Эмир смирился. Он кивнул и тяжело вздохнул, в точности как Кит, когда последнее слово оставалось за Шоной.
– В таком случае, – сказал он, – пожалуйста, укройся в воротах, пока мои воины не перережут всех присутствующих. Я не хочу, чтобы ты пострадал.
Тут Перри подался вперед и похлопал эмира по плечу.
– Простите, – сказал он, – но этого я допустить не могу.
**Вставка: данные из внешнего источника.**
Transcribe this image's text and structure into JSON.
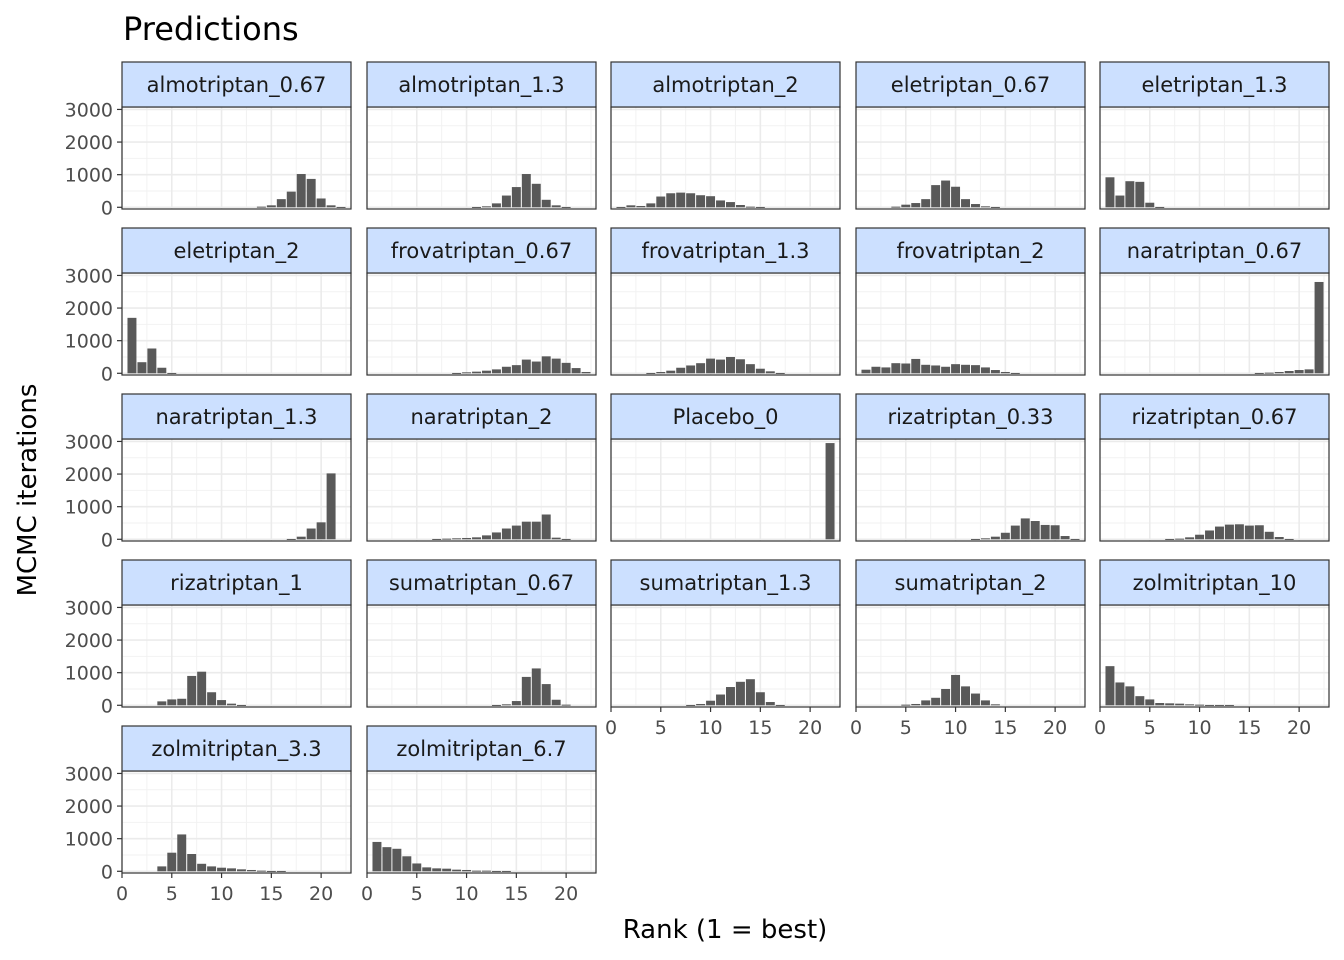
{
  "chart_data": {
    "type": "bar",
    "title": "Predictions",
    "xlabel": "Rank (1 = best)",
    "ylabel": "MCMC iterations",
    "xlim": [
      0,
      23
    ],
    "ylim": [
      0,
      3000
    ],
    "x_ticks": [
      0,
      5,
      10,
      15,
      20
    ],
    "y_ticks": [
      0,
      1000,
      2000,
      3000
    ],
    "grid": true,
    "strip_color": "#cce0ff",
    "bar_color": "#595959",
    "ranks": [
      1,
      2,
      3,
      4,
      5,
      6,
      7,
      8,
      9,
      10,
      11,
      12,
      13,
      14,
      15,
      16,
      17,
      18,
      19,
      20,
      21,
      22
    ],
    "panels": [
      {
        "name": "almotriptan_0.67",
        "values": [
          0,
          0,
          0,
          0,
          0,
          0,
          0,
          0,
          0,
          0,
          0,
          0,
          0,
          20,
          60,
          250,
          480,
          1020,
          870,
          270,
          60,
          10
        ]
      },
      {
        "name": "almotriptan_1.3",
        "values": [
          0,
          0,
          0,
          0,
          0,
          0,
          0,
          0,
          0,
          0,
          10,
          30,
          120,
          360,
          620,
          1020,
          720,
          230,
          60,
          10,
          0,
          0
        ]
      },
      {
        "name": "almotriptan_2",
        "values": [
          10,
          60,
          40,
          120,
          330,
          430,
          450,
          430,
          370,
          340,
          210,
          160,
          70,
          20,
          10,
          0,
          0,
          0,
          0,
          0,
          0,
          0
        ]
      },
      {
        "name": "eletriptan_0.67",
        "values": [
          0,
          0,
          0,
          20,
          80,
          130,
          250,
          680,
          820,
          630,
          250,
          100,
          30,
          10,
          0,
          0,
          0,
          0,
          0,
          0,
          0,
          0
        ]
      },
      {
        "name": "eletriptan_1.3",
        "values": [
          920,
          360,
          800,
          780,
          140,
          10,
          0,
          0,
          0,
          0,
          0,
          0,
          0,
          0,
          0,
          0,
          0,
          0,
          0,
          0,
          0,
          0
        ]
      },
      {
        "name": "eletriptan_2",
        "values": [
          1700,
          340,
          760,
          170,
          10,
          0,
          0,
          0,
          0,
          0,
          0,
          0,
          0,
          0,
          0,
          0,
          0,
          0,
          0,
          0,
          0,
          0
        ]
      },
      {
        "name": "frovatriptan_0.67",
        "values": [
          0,
          0,
          0,
          0,
          0,
          0,
          0,
          0,
          10,
          30,
          50,
          80,
          120,
          200,
          250,
          420,
          360,
          520,
          450,
          320,
          160,
          40
        ]
      },
      {
        "name": "frovatriptan_1.3",
        "values": [
          0,
          0,
          0,
          10,
          40,
          80,
          170,
          240,
          310,
          450,
          420,
          500,
          430,
          280,
          140,
          60,
          10,
          0,
          0,
          0,
          0,
          0
        ]
      },
      {
        "name": "frovatriptan_2",
        "values": [
          110,
          200,
          180,
          310,
          300,
          440,
          260,
          240,
          200,
          280,
          260,
          250,
          180,
          100,
          40,
          10,
          0,
          0,
          0,
          0,
          0,
          0
        ]
      },
      {
        "name": "naratriptan_0.67",
        "values": [
          0,
          0,
          0,
          0,
          0,
          0,
          0,
          0,
          0,
          0,
          0,
          0,
          0,
          0,
          0,
          10,
          20,
          40,
          70,
          100,
          120,
          2800
        ]
      },
      {
        "name": "naratriptan_1.3",
        "values": [
          0,
          0,
          0,
          0,
          0,
          0,
          0,
          0,
          0,
          0,
          0,
          0,
          0,
          0,
          0,
          0,
          10,
          80,
          330,
          520,
          2020,
          0
        ]
      },
      {
        "name": "naratriptan_2",
        "values": [
          0,
          0,
          0,
          0,
          0,
          0,
          10,
          20,
          30,
          40,
          60,
          120,
          210,
          330,
          420,
          540,
          540,
          760,
          50,
          10,
          0,
          0
        ]
      },
      {
        "name": "Placebo_0",
        "values": [
          0,
          0,
          0,
          0,
          0,
          0,
          0,
          0,
          0,
          0,
          0,
          0,
          0,
          0,
          0,
          0,
          0,
          0,
          0,
          0,
          0,
          2950
        ]
      },
      {
        "name": "rizatriptan_0.33",
        "values": [
          0,
          0,
          0,
          0,
          0,
          0,
          0,
          0,
          0,
          0,
          0,
          10,
          30,
          80,
          200,
          420,
          640,
          560,
          440,
          430,
          100,
          10
        ]
      },
      {
        "name": "rizatriptan_0.67",
        "values": [
          0,
          0,
          0,
          0,
          0,
          0,
          10,
          20,
          60,
          140,
          270,
          390,
          450,
          460,
          420,
          430,
          230,
          70,
          10,
          0,
          0,
          0
        ]
      },
      {
        "name": "rizatriptan_1",
        "values": [
          0,
          0,
          0,
          120,
          180,
          200,
          900,
          1030,
          400,
          160,
          50,
          10,
          0,
          0,
          0,
          0,
          0,
          0,
          0,
          0,
          0,
          0
        ]
      },
      {
        "name": "sumatriptan_0.67",
        "values": [
          0,
          0,
          0,
          0,
          0,
          0,
          0,
          0,
          0,
          0,
          0,
          0,
          10,
          30,
          130,
          870,
          1130,
          650,
          170,
          20,
          0,
          0
        ]
      },
      {
        "name": "sumatriptan_1.3",
        "values": [
          0,
          0,
          0,
          0,
          0,
          0,
          0,
          10,
          40,
          140,
          330,
          560,
          720,
          800,
          400,
          100,
          10,
          0,
          0,
          0,
          0,
          0
        ]
      },
      {
        "name": "sumatriptan_2",
        "values": [
          0,
          0,
          0,
          0,
          20,
          40,
          150,
          230,
          500,
          930,
          580,
          360,
          150,
          30,
          0,
          0,
          0,
          0,
          0,
          0,
          0,
          0
        ]
      },
      {
        "name": "zolmitriptan_10",
        "values": [
          1200,
          700,
          580,
          280,
          180,
          70,
          60,
          50,
          30,
          20,
          10,
          10,
          10,
          0,
          0,
          0,
          0,
          0,
          0,
          0,
          0,
          0
        ]
      },
      {
        "name": "zolmitriptan_3.3",
        "values": [
          0,
          0,
          0,
          150,
          570,
          1130,
          530,
          230,
          150,
          110,
          90,
          60,
          40,
          20,
          10,
          10,
          0,
          0,
          0,
          0,
          0,
          0
        ]
      },
      {
        "name": "zolmitriptan_6.7",
        "values": [
          900,
          740,
          690,
          460,
          240,
          120,
          90,
          80,
          50,
          40,
          20,
          20,
          10,
          10,
          0,
          0,
          0,
          0,
          0,
          0,
          0,
          0
        ]
      }
    ]
  }
}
Все, кроме Эльды, вздрогнули от неожиданности. Перри сейчас возвышался над эмиром на добрых двенадцать футов, а между тем до этого момента его никто не видел – кроме Эльды, как водится. Эмир шарахнулся назад, и его лицо приобрело странный, свинцово-серый оттенок. Фелим поспешно сказал:
– Перри, пожалуйста, сделайся поменьше и отойди подальше. У моего дорогого брата уже три года как проблемы с сердцем.
– Но не могу же я допустить, чтобы он тут всех перерезал! – запротестовал Перри.
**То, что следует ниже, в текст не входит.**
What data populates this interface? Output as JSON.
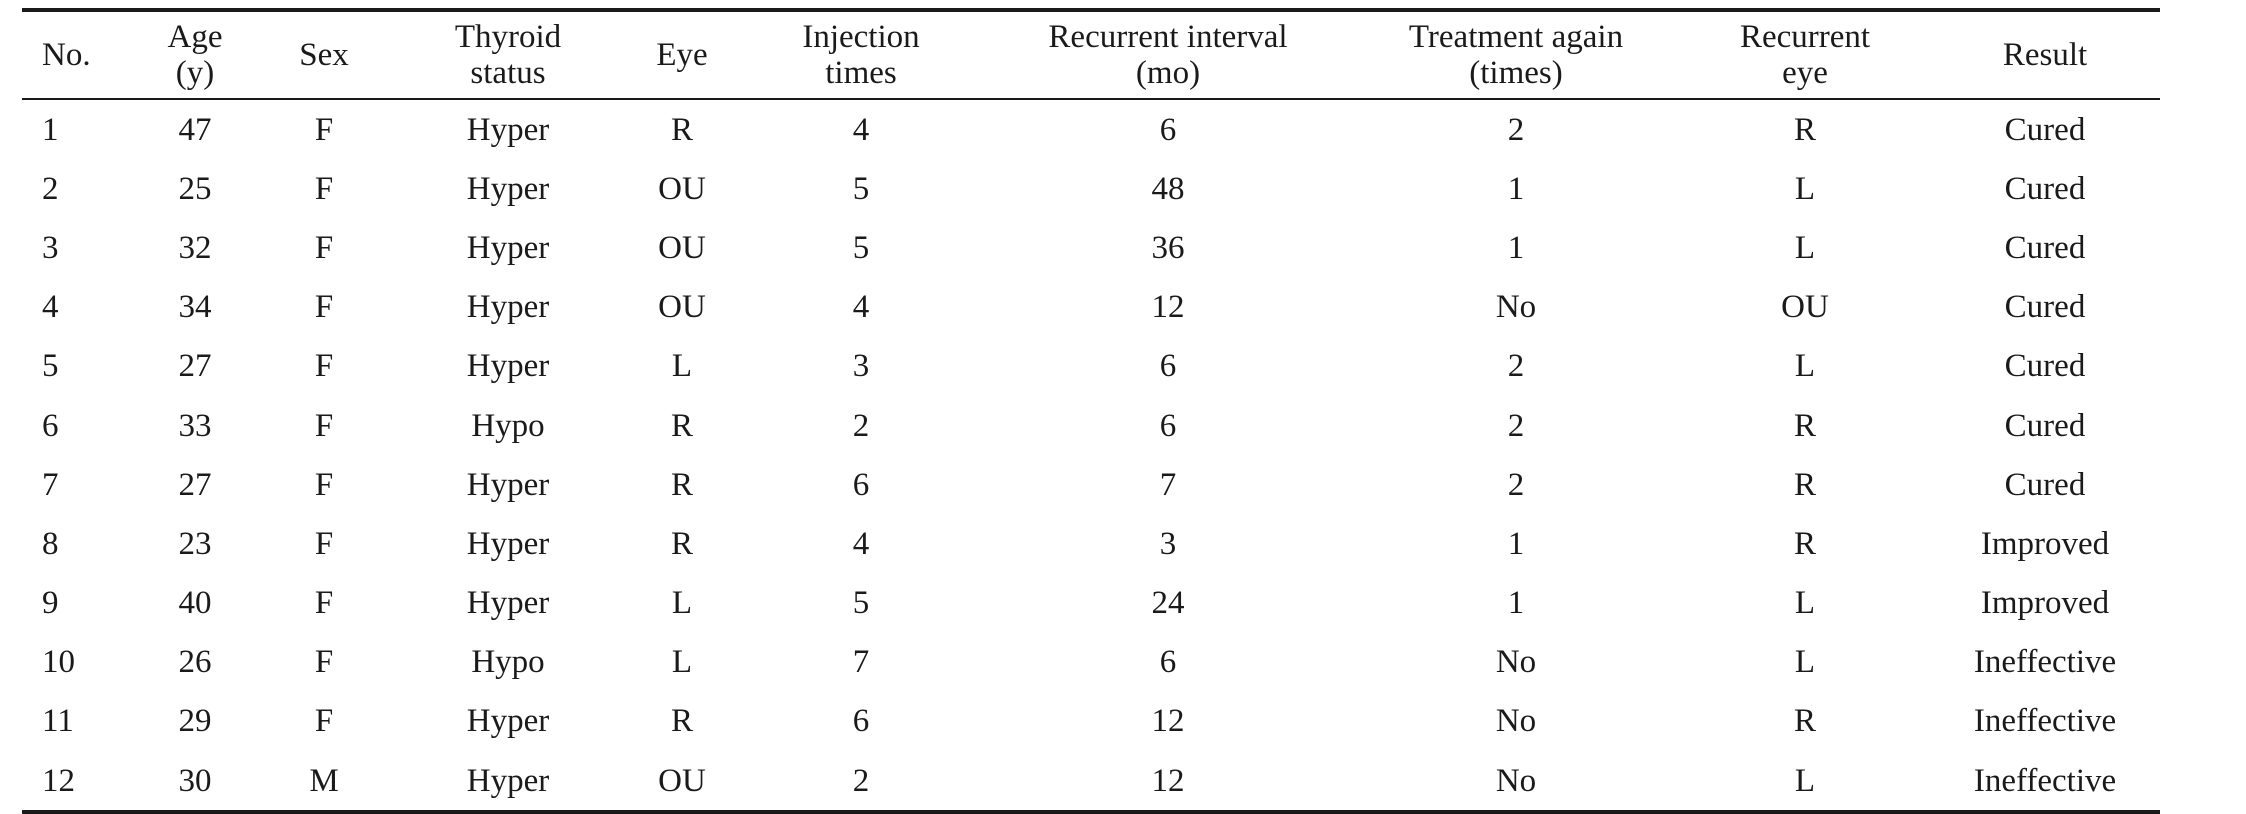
{
  "table": {
    "headers": [
      [
        "No.",
        ""
      ],
      [
        "Age",
        "(y)"
      ],
      [
        "Sex",
        ""
      ],
      [
        "Thyroid",
        "status"
      ],
      [
        "Eye",
        ""
      ],
      [
        "Injection",
        "times"
      ],
      [
        "Recurrent interval",
        "(mo)"
      ],
      [
        "Treatment again",
        "(times)"
      ],
      [
        "Recurrent",
        "eye"
      ],
      [
        "Result",
        ""
      ]
    ],
    "rows": [
      [
        "1",
        "47",
        "F",
        "Hyper",
        "R",
        "4",
        "6",
        "2",
        "R",
        "Cured"
      ],
      [
        "2",
        "25",
        "F",
        "Hyper",
        "OU",
        "5",
        "48",
        "1",
        "L",
        "Cured"
      ],
      [
        "3",
        "32",
        "F",
        "Hyper",
        "OU",
        "5",
        "36",
        "1",
        "L",
        "Cured"
      ],
      [
        "4",
        "34",
        "F",
        "Hyper",
        "OU",
        "4",
        "12",
        "No",
        "OU",
        "Cured"
      ],
      [
        "5",
        "27",
        "F",
        "Hyper",
        "L",
        "3",
        "6",
        "2",
        "L",
        "Cured"
      ],
      [
        "6",
        "33",
        "F",
        "Hypo",
        "R",
        "2",
        "6",
        "2",
        "R",
        "Cured"
      ],
      [
        "7",
        "27",
        "F",
        "Hyper",
        "R",
        "6",
        "7",
        "2",
        "R",
        "Cured"
      ],
      [
        "8",
        "23",
        "F",
        "Hyper",
        "R",
        "4",
        "3",
        "1",
        "R",
        "Improved"
      ],
      [
        "9",
        "40",
        "F",
        "Hyper",
        "L",
        "5",
        "24",
        "1",
        "L",
        "Improved"
      ],
      [
        "10",
        "26",
        "F",
        "Hypo",
        "L",
        "7",
        "6",
        "No",
        "L",
        "Ineffective"
      ],
      [
        "11",
        "29",
        "F",
        "Hyper",
        "R",
        "6",
        "12",
        "No",
        "R",
        "Ineffective"
      ],
      [
        "12",
        "30",
        "M",
        "Hyper",
        "OU",
        "2",
        "12",
        "No",
        "L",
        "Ineffective"
      ]
    ]
  }
}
– Нет у меня никаких проблем с сердцем! – запротестовал эмир.
– И все-таки… – Фелим тепло улыбнулся и взял эмира под руку. – Ты не подашь сигнала к атаке, пока мы не сходим в Дом целителей. Это буквально в двух шагах. Идем.
– Зачем еще? – осведомился эмир.
– Затем, – сказал Фелим, мягко уводя его прочь. – Мне нужно, чтобы ты прожил еще как минимум три года, пока я не закончу университет. Я не хочу, чтобы меня оторвали от учебы из-за того, что ты скоропостижно скончался и назначил меня своим наследником. А через три года я вернусь и привезу тебе мощное заклятие прозрения, которое позволит тебе определить, кто из моих племянников наиболее достоин стать эмиром.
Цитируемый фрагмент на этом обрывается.